Nachfrage nach Therapien steigt So wirkt sich die Pandemie auf psychische Krankheiten aus
Existenzsorgen, Kontaktverbote, Beschränkungen – die Corona-Krise und ihre Auswirkungen können die Psyche belasten. Wer zurzeit Hilfe sucht, stößt auf einige Hindernisse. Was können Betroffene tun?
In der Corona-Pandemie hat die Nachfrage nach Psychotherapien laut Branchenangaben stark zugenommen. Für Betroffene bedeutet das mitunter lange Wartezeiten auf einen Therapieplatz. Das ist nicht neu, denn schon vor Corona waren die Praxen nach Angaben der Deutschen Psychotherapeutenvereinigung ausgelastet. Durch die Pandemie ist die Lage allerdings noch angespannter geworden.
Für Betroffene, die länger auf Unterstützung warten müssen, ist das eine belastende Situation. Und es ist schwierig, Ratschläge zu geben, die nicht bagatellisierend wirken. Der Facharzt für Psychiatrie und Psychotherapie Andreas Hagemann empfiehlt zumindest, den Blick möglichst auf sich selbst zu richten: "Das Weltgeschehen kann ich nicht verändern, aber das versuchen viele Menschen: Dinge zu ändern, die nicht zu ändern sind.
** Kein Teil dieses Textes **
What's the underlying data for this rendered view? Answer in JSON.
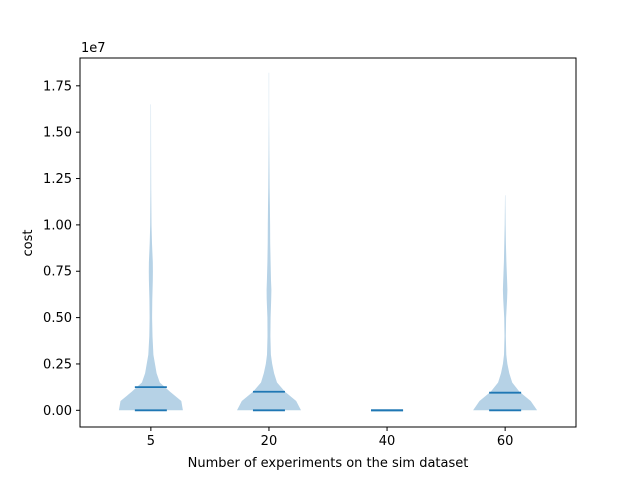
{
  "chart_data": {
    "type": "violin",
    "title": "",
    "xlabel": "Number of experiments on the sim dataset",
    "ylabel": "cost",
    "y_scale_label": "1e7",
    "categories": [
      "5",
      "20",
      "40",
      "60"
    ],
    "ylim": [
      -900000,
      19000000
    ],
    "y_ticks": [
      0,
      2500000,
      5000000,
      7500000,
      10000000,
      12500000,
      15000000,
      17500000
    ],
    "y_tick_labels": [
      "0.00",
      "0.25",
      "0.50",
      "0.75",
      "1.00",
      "1.25",
      "1.50",
      "1.75"
    ],
    "violins": [
      {
        "category": "5",
        "min": 0,
        "mean": 1250000,
        "max": 16500000,
        "density_profile": [
          [
            0,
            1.0
          ],
          [
            500000,
            0.95
          ],
          [
            1000000,
            0.6
          ],
          [
            1500000,
            0.28
          ],
          [
            2000000,
            0.18
          ],
          [
            2500000,
            0.13
          ],
          [
            3000000,
            0.08
          ],
          [
            4000000,
            0.05
          ],
          [
            5000000,
            0.04
          ],
          [
            6000000,
            0.045
          ],
          [
            7000000,
            0.06
          ],
          [
            7500000,
            0.065
          ],
          [
            8000000,
            0.06
          ],
          [
            9000000,
            0.035
          ],
          [
            10000000,
            0.02
          ],
          [
            12000000,
            0.012
          ],
          [
            14000000,
            0.008
          ],
          [
            16500000,
            0.004
          ]
        ]
      },
      {
        "category": "20",
        "min": 0,
        "mean": 1000000,
        "max": 18200000,
        "density_profile": [
          [
            0,
            1.0
          ],
          [
            500000,
            0.85
          ],
          [
            1000000,
            0.5
          ],
          [
            1500000,
            0.25
          ],
          [
            2000000,
            0.16
          ],
          [
            2500000,
            0.1
          ],
          [
            3000000,
            0.06
          ],
          [
            4000000,
            0.045
          ],
          [
            5000000,
            0.05
          ],
          [
            6000000,
            0.07
          ],
          [
            6500000,
            0.075
          ],
          [
            7000000,
            0.065
          ],
          [
            8000000,
            0.05
          ],
          [
            9000000,
            0.04
          ],
          [
            10000000,
            0.035
          ],
          [
            11000000,
            0.03
          ],
          [
            12000000,
            0.02
          ],
          [
            14000000,
            0.01
          ],
          [
            16000000,
            0.006
          ],
          [
            18200000,
            0.004
          ]
        ]
      },
      {
        "category": "40",
        "min": 0,
        "mean": 0,
        "max": 0,
        "density_profile": []
      },
      {
        "category": "60",
        "min": 0,
        "mean": 950000,
        "max": 11600000,
        "density_profile": [
          [
            0,
            1.0
          ],
          [
            500000,
            0.8
          ],
          [
            1000000,
            0.45
          ],
          [
            1500000,
            0.22
          ],
          [
            2000000,
            0.13
          ],
          [
            2500000,
            0.07
          ],
          [
            3000000,
            0.035
          ],
          [
            4000000,
            0.02
          ],
          [
            5000000,
            0.03
          ],
          [
            6000000,
            0.06
          ],
          [
            6500000,
            0.07
          ],
          [
            7000000,
            0.06
          ],
          [
            8000000,
            0.04
          ],
          [
            9000000,
            0.025
          ],
          [
            10000000,
            0.015
          ],
          [
            11000000,
            0.008
          ],
          [
            11600000,
            0.004
          ]
        ]
      }
    ],
    "colors": {
      "fill": "#b6d2e6",
      "line": "#1f77b4",
      "axis": "#000000"
    },
    "grid": false,
    "legend": "none"
  }
}
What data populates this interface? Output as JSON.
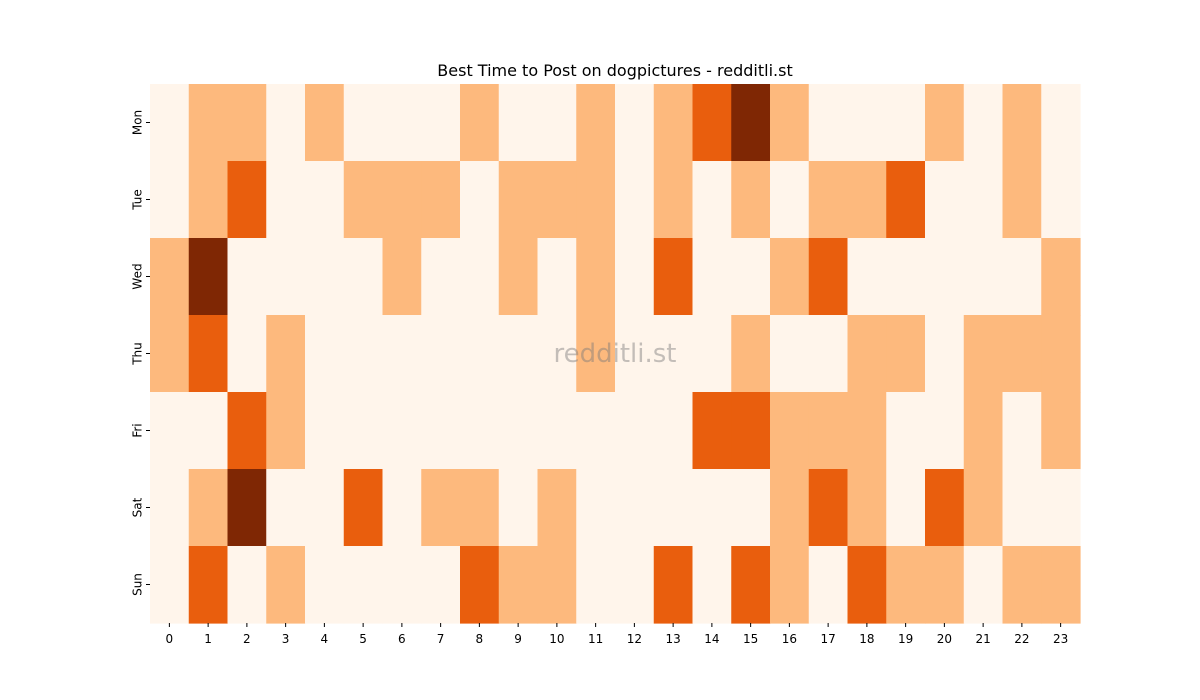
{
  "chart_data": {
    "type": "heatmap",
    "title": "Best Time to Post on dogpictures - redditli.st",
    "watermark": "redditli.st",
    "x_categories": [
      "0",
      "1",
      "2",
      "3",
      "4",
      "5",
      "6",
      "7",
      "8",
      "9",
      "10",
      "11",
      "12",
      "13",
      "14",
      "15",
      "16",
      "17",
      "18",
      "19",
      "20",
      "21",
      "22",
      "23"
    ],
    "y_categories": [
      "Mon",
      "Tue",
      "Wed",
      "Thu",
      "Fri",
      "Sat",
      "Sun"
    ],
    "color_scale": {
      "name": "Oranges",
      "levels": [
        "#fff5eb",
        "#fdb97d",
        "#e95e0d",
        "#7f2704"
      ]
    },
    "values": [
      [
        0,
        1,
        1,
        0,
        1,
        0,
        0,
        0,
        1,
        0,
        0,
        1,
        0,
        1,
        2,
        3,
        1,
        0,
        0,
        0,
        1,
        0,
        1,
        0
      ],
      [
        0,
        1,
        2,
        0,
        0,
        1,
        1,
        1,
        0,
        1,
        1,
        1,
        0,
        1,
        0,
        1,
        0,
        1,
        1,
        2,
        0,
        0,
        1,
        0
      ],
      [
        1,
        3,
        0,
        0,
        0,
        0,
        1,
        0,
        0,
        1,
        0,
        1,
        0,
        2,
        0,
        0,
        1,
        2,
        0,
        0,
        0,
        0,
        0,
        1
      ],
      [
        1,
        2,
        0,
        1,
        0,
        0,
        0,
        0,
        0,
        0,
        0,
        1,
        0,
        0,
        0,
        1,
        0,
        0,
        1,
        1,
        0,
        1,
        1,
        1
      ],
      [
        0,
        0,
        2,
        1,
        0,
        0,
        0,
        0,
        0,
        0,
        0,
        0,
        0,
        0,
        2,
        2,
        1,
        1,
        1,
        0,
        0,
        1,
        0,
        1
      ],
      [
        0,
        1,
        3,
        0,
        0,
        2,
        0,
        1,
        1,
        0,
        1,
        0,
        0,
        0,
        0,
        0,
        1,
        2,
        1,
        0,
        2,
        1,
        0,
        0
      ],
      [
        0,
        2,
        0,
        1,
        0,
        0,
        0,
        0,
        2,
        1,
        1,
        0,
        0,
        2,
        0,
        2,
        1,
        0,
        2,
        1,
        1,
        0,
        1,
        1
      ]
    ],
    "legend": "none",
    "grid": false
  }
}
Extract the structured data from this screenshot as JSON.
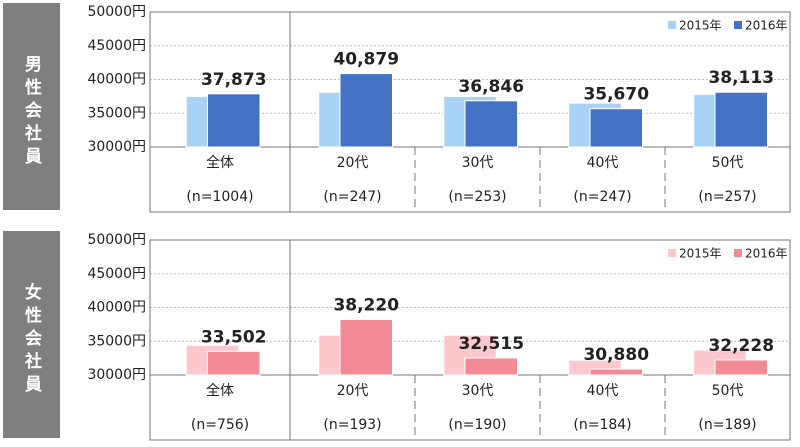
{
  "chart_data": [
    {
      "type": "bar",
      "side_label": "男性会社員",
      "categories": [
        "全体",
        "20代",
        "30代",
        "40代",
        "50代"
      ],
      "sample_sizes": [
        "(n=1004)",
        "(n=247)",
        "(n=253)",
        "(n=247)",
        "(n=257)"
      ],
      "series": [
        {
          "name": "2015年",
          "color": "#a9d3f5",
          "values": [
            37500,
            38100,
            37500,
            36500,
            37800
          ]
        },
        {
          "name": "2016年",
          "color": "#4472c4",
          "values": [
            37873,
            40879,
            36846,
            35670,
            38113
          ],
          "value_labels": [
            "37,873",
            "40,879",
            "36,846",
            "35,670",
            "38,113"
          ]
        }
      ],
      "ylim": [
        30000,
        50000
      ],
      "yticks": [
        {
          "value": 30000,
          "label": "30000円"
        },
        {
          "value": 35000,
          "label": "35000円"
        },
        {
          "value": 40000,
          "label": "40000円"
        },
        {
          "value": 45000,
          "label": "45000円"
        },
        {
          "value": 50000,
          "label": "50000円"
        }
      ],
      "grid": true,
      "legend": "top-right"
    },
    {
      "type": "bar",
      "side_label": "女性会社員",
      "categories": [
        "全体",
        "20代",
        "30代",
        "40代",
        "50代"
      ],
      "sample_sizes": [
        "(n=756)",
        "(n=193)",
        "(n=190)",
        "(n=184)",
        "(n=189)"
      ],
      "series": [
        {
          "name": "2015年",
          "color": "#fcc8ce",
          "values": [
            34400,
            35900,
            35900,
            32200,
            33700
          ]
        },
        {
          "name": "2016年",
          "color": "#f28b95",
          "values": [
            33502,
            38220,
            32515,
            30880,
            32228
          ],
          "value_labels": [
            "33,502",
            "38,220",
            "32,515",
            "30,880",
            "32,228"
          ]
        }
      ],
      "ylim": [
        30000,
        50000
      ],
      "yticks": [
        {
          "value": 30000,
          "label": "30000円"
        },
        {
          "value": 35000,
          "label": "35000円"
        },
        {
          "value": 40000,
          "label": "40000円"
        },
        {
          "value": 45000,
          "label": "45000円"
        },
        {
          "value": 50000,
          "label": "50000円"
        }
      ],
      "grid": true,
      "legend": "top-right"
    }
  ]
}
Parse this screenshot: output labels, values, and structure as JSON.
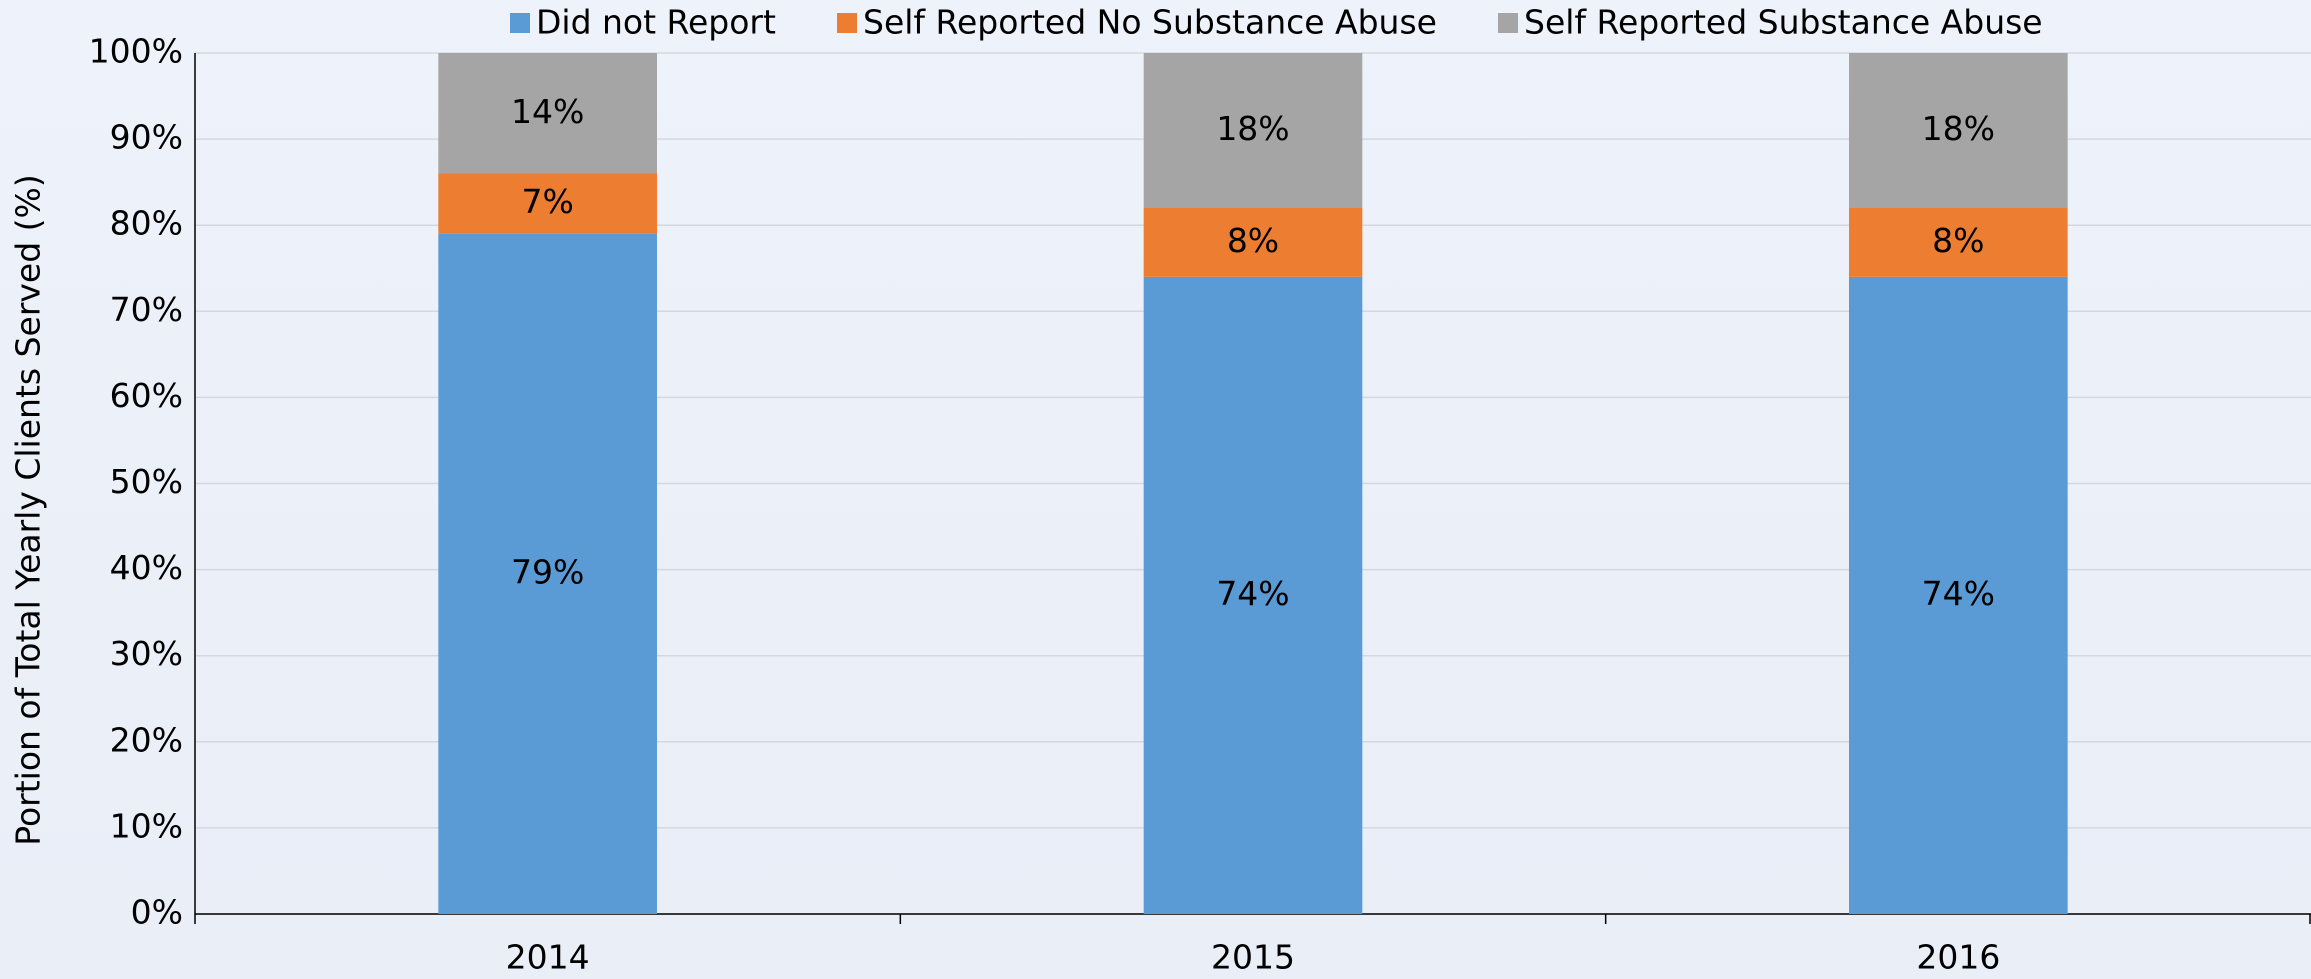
{
  "chart_data": {
    "type": "stacked_bar",
    "y_label": "Portion of Total Yearly Clients Served (%)",
    "categories": [
      "2014",
      "2015",
      "2016"
    ],
    "series": [
      {
        "name": "Did not Report",
        "color": "#5b9bd5",
        "label_color": "#ffffff",
        "values": [
          79,
          74,
          74
        ],
        "value_labels": [
          "79%",
          "74%",
          "74%"
        ]
      },
      {
        "name": "Self Reported No Substance Abuse",
        "color": "#ed7d31",
        "label_color": "#000000",
        "values": [
          7,
          8,
          8
        ],
        "value_labels": [
          "7%",
          "8%",
          "8%"
        ]
      },
      {
        "name": "Self Reported Substance Abuse",
        "color": "#a5a5a5",
        "label_color": "#404040",
        "values": [
          14,
          18,
          18
        ],
        "value_labels": [
          "14%",
          "18%",
          "18%"
        ]
      }
    ],
    "ylim": [
      0,
      100
    ],
    "yticks": [
      {
        "value": 0,
        "label": "0%"
      },
      {
        "value": 10,
        "label": "10%"
      },
      {
        "value": 20,
        "label": "20%"
      },
      {
        "value": 30,
        "label": "30%"
      },
      {
        "value": 40,
        "label": "40%"
      },
      {
        "value": 50,
        "label": "50%"
      },
      {
        "value": 60,
        "label": "60%"
      },
      {
        "value": 70,
        "label": "70%"
      },
      {
        "value": 80,
        "label": "80%"
      },
      {
        "value": 90,
        "label": "90%"
      },
      {
        "value": 100,
        "label": "100%"
      }
    ],
    "grid": true,
    "legend": "top"
  }
}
Und was sie tun können, rühren sie nicht an."
Die kleinen Dinge ändern
Es gebe Möglichkeiten, Stress zu reduzieren und sich Gutes zu tun, sagt Hagemann: "Kleinigkeiten wie Sport, Bewegung, gesunde Ernährung, Entspannungstechniken – ich kann schauen, wie ich mit Freunden und Bekannten Kontakt halte auf virtuellem Weg oder zum Beispiel, indem man sich zu Spaziergängen verabredet."
Allerdings stellt Hagemann auch klar: "Wem es wirklich schlecht geht, der kann zum Beispiel Notfallambulanzen in Anspruch nehmen." Online-Therapien könnten zumindest stützend wirken, aber sie ersetzten keine stationäre oder ambulante Therapie, sagt der Ärztliche Direktor der auf Psychosomatik spezialisierten Röher Parkklinik in Eschweiler bei Aachen.
40 Prozent mehr Patientenanfragen
Eine kürzlich veröffentlichte Umfrage der Deutschen Psychotherapeutenvereinigung (DPtV), an der sich rund 4.700 Verbandsmitglieder beteiligt hatten, zeigte exemplarisch die aktuelle Auslastung der psychotherapeutischen Praxen im Land.
Demnach sei die Menge der durchschnittlichen wöchentlichen Patientenanfragen im Januar 2021 im Vergleich zum Januar 2020 um rund 40 Prozent gestiegen, von 4,9 auf 6,9. Die Hälfte der Menschen, die aktuell in den Praxen anfragt, muss mehr als einen Monat auf ein Erstgespräch warten, ergab die Umfrage.
Dieses Erstgespräch – auch Sprechstunde genannt – dient dazu, den Bedarf abzuklären und gegebenenfalls eine erste Diagnose zu stellen. Danach kommen weitere Sitzungen zum Kennenlernen und dem Festigen der Diagnostik. Im Anschluss daran folgt gegebenenfalls die Therapie.
Viele warten länger als ein halbes Jahr
Allerdings gibt es bis zur Therapie erneut Wartezeiten. Auf einen Behandlungsplatz müssen laut dieser Umfrage aktuell rund 38 Prozent der Patienten länger als ein halbes Jahr warten.
Auch für die Therapeutinnen und Therapeuten sei die Situation bedrückend – in der Umfrage gaben viele an, dass die Situation sie belastet.
Die Suche nach Therapeuten
Für die Suche nach einem Therapeuten gibt es verschiedene Möglichkeiten. Eine ist, Praxen im Umkreis anzurufen und nach freien Kapazitäten zu fragen. Bei der Suche können die Psychotherapiesuche des Psychotherapie-Informationsdienstes (PID), die Psychotherapeutenkammern der Bundesländer oder die Arztsuchen der Kassenärztlichen Vereinigungen der Bundesländer helfen.
Oder man lässt sich über die Terminservicestellen unter der Rufnummer des ärztlichen Bereitschaftsdienstes (116 117) einen Termin vermitteln – dort werden nur Erstgespräche vermittelt.
- Die Informationen ersetzen keine ärztliche Beratung und dürfen daher nicht zur Selbsttherapie verwendet werden.